Leonardotheka, la piattaforma online che riunisce i manoscritti di Leonardo

di

Dopo oltre 400 anni di dispersione, Leonardotheka riunisce online il Codice Atlantico e i fogli di Windsor, offrendo una nuova lettura dei manoscritti di Leonardo e del suo geniale processo creativo

Codice Atlantico, f. 399r + RCIN 912345r , c. Veneranda Biblioteca Ambrosiana, c. Royal Collection Enterprises Ltd 2026 Royal Collection Trust

I manoscritti di Leonardo da Vinci tornano finalmente a dialogare, non in una sala museale o in una mostra temporanea ma all’interno di una piattaforma digitale che promette di cambiare il modo in cui studiosi e pubblico possono esplorare l’eredità del maestro toscano.

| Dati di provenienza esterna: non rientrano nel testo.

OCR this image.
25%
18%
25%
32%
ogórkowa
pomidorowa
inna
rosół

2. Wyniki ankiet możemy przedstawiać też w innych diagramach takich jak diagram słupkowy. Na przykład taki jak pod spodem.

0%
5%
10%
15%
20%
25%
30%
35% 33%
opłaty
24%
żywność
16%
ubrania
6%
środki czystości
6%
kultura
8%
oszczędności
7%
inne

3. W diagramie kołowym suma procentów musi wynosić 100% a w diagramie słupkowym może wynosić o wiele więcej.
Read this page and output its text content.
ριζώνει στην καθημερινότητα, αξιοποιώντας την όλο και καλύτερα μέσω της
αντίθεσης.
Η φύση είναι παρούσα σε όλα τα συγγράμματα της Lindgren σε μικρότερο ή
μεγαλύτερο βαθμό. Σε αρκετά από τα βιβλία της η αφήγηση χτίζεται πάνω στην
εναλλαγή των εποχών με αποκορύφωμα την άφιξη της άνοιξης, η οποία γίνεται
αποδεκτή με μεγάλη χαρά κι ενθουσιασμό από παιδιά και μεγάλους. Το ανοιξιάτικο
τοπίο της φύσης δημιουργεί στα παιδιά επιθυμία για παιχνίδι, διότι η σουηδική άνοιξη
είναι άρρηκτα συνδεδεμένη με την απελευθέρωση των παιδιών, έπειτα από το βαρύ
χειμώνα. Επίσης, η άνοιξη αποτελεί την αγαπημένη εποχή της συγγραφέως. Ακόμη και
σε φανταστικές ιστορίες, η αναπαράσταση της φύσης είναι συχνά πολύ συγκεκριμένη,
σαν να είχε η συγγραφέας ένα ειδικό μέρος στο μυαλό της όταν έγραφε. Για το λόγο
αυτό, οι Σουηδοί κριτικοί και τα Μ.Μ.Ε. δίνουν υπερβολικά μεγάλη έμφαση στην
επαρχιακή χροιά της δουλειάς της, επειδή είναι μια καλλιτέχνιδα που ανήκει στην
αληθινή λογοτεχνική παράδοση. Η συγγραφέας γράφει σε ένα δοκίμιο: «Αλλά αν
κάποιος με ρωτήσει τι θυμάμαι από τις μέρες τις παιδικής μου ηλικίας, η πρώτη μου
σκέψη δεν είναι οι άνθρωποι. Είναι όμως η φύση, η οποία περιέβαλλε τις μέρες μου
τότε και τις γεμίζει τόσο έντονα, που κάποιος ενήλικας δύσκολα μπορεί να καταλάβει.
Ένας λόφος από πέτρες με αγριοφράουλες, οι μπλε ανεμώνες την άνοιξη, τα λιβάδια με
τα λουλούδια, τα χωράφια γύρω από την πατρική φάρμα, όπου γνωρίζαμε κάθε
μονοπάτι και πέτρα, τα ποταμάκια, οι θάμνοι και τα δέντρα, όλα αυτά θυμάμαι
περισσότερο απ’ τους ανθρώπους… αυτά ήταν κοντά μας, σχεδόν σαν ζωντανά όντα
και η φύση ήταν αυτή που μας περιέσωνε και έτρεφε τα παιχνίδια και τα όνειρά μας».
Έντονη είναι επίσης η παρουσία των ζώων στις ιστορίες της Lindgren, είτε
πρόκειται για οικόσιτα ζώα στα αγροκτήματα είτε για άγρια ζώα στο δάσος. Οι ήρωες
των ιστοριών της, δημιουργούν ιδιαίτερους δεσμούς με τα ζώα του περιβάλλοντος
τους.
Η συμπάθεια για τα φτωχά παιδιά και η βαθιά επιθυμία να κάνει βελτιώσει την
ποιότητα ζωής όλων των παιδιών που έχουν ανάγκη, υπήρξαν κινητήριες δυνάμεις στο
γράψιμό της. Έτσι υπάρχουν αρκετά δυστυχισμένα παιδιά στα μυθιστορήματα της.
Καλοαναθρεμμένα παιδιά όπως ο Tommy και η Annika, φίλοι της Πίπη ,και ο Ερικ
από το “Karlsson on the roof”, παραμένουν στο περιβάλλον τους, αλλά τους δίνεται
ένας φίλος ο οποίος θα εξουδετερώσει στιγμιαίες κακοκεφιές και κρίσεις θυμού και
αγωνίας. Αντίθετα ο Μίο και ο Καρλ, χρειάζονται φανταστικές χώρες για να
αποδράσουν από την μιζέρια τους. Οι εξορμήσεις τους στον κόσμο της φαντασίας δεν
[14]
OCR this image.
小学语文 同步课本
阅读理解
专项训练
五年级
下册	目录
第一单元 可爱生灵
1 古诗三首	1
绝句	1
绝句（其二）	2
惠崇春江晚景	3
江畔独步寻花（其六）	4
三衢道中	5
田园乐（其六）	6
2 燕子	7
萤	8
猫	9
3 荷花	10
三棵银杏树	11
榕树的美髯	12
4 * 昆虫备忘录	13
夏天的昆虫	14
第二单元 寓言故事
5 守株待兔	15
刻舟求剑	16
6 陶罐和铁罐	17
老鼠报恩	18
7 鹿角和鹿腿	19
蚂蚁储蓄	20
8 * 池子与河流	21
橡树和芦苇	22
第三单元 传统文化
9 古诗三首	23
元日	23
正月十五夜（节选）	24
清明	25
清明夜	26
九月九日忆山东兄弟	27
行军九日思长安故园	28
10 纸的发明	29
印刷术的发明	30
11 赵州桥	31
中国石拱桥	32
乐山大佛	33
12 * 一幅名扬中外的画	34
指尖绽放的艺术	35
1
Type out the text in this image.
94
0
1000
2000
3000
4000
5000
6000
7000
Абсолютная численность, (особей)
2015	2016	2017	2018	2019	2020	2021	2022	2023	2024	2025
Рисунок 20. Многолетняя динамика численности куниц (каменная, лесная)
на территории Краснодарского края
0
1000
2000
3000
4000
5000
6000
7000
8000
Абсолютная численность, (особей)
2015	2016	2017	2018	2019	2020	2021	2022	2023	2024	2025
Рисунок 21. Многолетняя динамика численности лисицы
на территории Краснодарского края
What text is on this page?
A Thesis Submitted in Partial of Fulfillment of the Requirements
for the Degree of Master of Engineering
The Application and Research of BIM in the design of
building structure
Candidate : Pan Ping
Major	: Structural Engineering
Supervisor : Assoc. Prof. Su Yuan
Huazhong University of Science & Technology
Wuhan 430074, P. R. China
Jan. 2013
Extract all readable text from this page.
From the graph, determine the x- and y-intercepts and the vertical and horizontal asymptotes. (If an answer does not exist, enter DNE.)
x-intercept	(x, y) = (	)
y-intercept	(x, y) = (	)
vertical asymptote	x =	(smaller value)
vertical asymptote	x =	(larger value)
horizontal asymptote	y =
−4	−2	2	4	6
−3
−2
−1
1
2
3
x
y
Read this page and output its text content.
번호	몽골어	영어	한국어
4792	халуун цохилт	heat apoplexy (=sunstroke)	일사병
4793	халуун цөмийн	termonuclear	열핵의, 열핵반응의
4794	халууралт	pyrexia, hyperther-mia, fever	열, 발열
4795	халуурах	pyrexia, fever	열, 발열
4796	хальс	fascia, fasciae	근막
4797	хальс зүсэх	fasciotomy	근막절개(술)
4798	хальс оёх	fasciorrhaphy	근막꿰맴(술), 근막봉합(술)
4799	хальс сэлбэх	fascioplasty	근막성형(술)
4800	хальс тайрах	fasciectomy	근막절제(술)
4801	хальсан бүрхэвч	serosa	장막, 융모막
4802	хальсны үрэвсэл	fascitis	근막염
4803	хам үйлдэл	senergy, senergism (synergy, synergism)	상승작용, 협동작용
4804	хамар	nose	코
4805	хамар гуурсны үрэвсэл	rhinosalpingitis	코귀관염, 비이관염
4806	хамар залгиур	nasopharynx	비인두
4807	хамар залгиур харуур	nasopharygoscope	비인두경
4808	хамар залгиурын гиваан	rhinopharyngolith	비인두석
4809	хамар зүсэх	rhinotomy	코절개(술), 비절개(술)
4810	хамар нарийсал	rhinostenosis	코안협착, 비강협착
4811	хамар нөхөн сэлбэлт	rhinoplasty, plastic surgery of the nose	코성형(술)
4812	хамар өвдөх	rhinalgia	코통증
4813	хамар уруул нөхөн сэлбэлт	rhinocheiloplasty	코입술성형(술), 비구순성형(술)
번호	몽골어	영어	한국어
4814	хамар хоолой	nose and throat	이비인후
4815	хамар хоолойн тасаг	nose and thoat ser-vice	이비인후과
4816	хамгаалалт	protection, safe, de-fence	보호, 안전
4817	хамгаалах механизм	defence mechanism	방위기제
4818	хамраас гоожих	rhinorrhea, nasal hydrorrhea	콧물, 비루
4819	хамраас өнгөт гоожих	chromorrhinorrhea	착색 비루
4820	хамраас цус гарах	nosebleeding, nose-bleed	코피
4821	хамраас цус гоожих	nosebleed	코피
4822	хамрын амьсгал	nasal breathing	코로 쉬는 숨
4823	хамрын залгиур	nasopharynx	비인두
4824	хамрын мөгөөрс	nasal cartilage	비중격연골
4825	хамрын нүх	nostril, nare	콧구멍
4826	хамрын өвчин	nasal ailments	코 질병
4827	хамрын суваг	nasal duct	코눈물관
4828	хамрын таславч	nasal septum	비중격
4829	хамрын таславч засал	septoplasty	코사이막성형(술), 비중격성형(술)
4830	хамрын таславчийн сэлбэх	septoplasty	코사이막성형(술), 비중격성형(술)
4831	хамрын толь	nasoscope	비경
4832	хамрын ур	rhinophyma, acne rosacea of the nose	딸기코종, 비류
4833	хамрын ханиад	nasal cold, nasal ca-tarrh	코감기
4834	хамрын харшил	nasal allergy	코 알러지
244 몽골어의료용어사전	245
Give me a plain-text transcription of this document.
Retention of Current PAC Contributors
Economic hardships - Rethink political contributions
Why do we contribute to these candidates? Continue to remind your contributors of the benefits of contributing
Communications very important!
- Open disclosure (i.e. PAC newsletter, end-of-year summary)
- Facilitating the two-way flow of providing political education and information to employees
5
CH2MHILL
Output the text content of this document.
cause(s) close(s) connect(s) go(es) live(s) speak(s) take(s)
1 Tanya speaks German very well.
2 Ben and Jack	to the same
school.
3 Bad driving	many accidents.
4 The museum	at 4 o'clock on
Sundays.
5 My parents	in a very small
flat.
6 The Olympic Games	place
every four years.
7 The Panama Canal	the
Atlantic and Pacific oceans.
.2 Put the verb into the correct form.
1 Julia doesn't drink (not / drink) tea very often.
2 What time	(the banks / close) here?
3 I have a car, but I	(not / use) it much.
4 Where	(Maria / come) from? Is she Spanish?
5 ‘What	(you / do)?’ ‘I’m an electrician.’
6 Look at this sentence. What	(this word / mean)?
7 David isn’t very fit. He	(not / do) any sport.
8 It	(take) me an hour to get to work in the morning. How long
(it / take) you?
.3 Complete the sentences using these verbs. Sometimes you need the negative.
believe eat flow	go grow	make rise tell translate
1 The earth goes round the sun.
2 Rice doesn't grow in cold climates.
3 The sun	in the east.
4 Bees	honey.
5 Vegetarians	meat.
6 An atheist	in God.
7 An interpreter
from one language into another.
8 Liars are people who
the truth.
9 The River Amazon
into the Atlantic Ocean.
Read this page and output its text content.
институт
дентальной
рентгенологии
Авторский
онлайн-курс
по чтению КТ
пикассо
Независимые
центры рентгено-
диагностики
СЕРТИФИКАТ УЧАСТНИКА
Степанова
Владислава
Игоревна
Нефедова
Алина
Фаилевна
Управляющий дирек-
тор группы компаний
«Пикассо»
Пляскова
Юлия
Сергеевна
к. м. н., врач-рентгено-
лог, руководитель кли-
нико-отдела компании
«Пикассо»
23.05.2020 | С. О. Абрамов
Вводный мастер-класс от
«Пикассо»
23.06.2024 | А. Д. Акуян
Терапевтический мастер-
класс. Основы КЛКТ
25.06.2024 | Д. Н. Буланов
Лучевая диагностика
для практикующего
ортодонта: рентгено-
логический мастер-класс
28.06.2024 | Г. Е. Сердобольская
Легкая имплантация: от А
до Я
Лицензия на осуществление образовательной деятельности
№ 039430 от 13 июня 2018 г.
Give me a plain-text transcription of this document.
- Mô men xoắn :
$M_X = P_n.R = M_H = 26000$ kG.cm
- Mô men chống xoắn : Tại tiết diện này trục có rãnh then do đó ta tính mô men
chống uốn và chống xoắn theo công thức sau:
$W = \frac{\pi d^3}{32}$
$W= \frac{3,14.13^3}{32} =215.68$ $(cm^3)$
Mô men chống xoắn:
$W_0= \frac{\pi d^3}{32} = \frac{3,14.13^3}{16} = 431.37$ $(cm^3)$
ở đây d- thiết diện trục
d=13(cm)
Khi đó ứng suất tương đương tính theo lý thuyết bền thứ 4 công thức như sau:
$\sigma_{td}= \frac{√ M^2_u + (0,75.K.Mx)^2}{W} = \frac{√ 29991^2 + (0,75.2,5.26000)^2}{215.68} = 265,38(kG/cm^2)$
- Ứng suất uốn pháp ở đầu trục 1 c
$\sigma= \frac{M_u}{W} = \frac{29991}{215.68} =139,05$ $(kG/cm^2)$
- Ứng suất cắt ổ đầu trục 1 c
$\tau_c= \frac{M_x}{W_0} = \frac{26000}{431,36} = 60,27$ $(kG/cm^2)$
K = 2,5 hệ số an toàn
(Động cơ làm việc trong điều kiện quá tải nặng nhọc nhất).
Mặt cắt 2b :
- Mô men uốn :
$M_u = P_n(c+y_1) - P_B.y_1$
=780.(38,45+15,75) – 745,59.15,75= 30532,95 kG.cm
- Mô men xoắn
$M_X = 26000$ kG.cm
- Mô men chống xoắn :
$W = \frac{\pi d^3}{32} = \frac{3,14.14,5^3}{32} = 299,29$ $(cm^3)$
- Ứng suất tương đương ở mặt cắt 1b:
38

Presentata l’8 giugno 2026 all’Ambasciata d’Italia a Londra, Leonardotheka riunisce per la prima volta in un unico ambiente di ricerca le due principali raccolte di scritti e disegni di Leonardo: il Codice Atlantico conservato presso la Veneranda Biblioteca Ambrosiana di Milano e i fogli della Royal Collection custoditi a Windsor.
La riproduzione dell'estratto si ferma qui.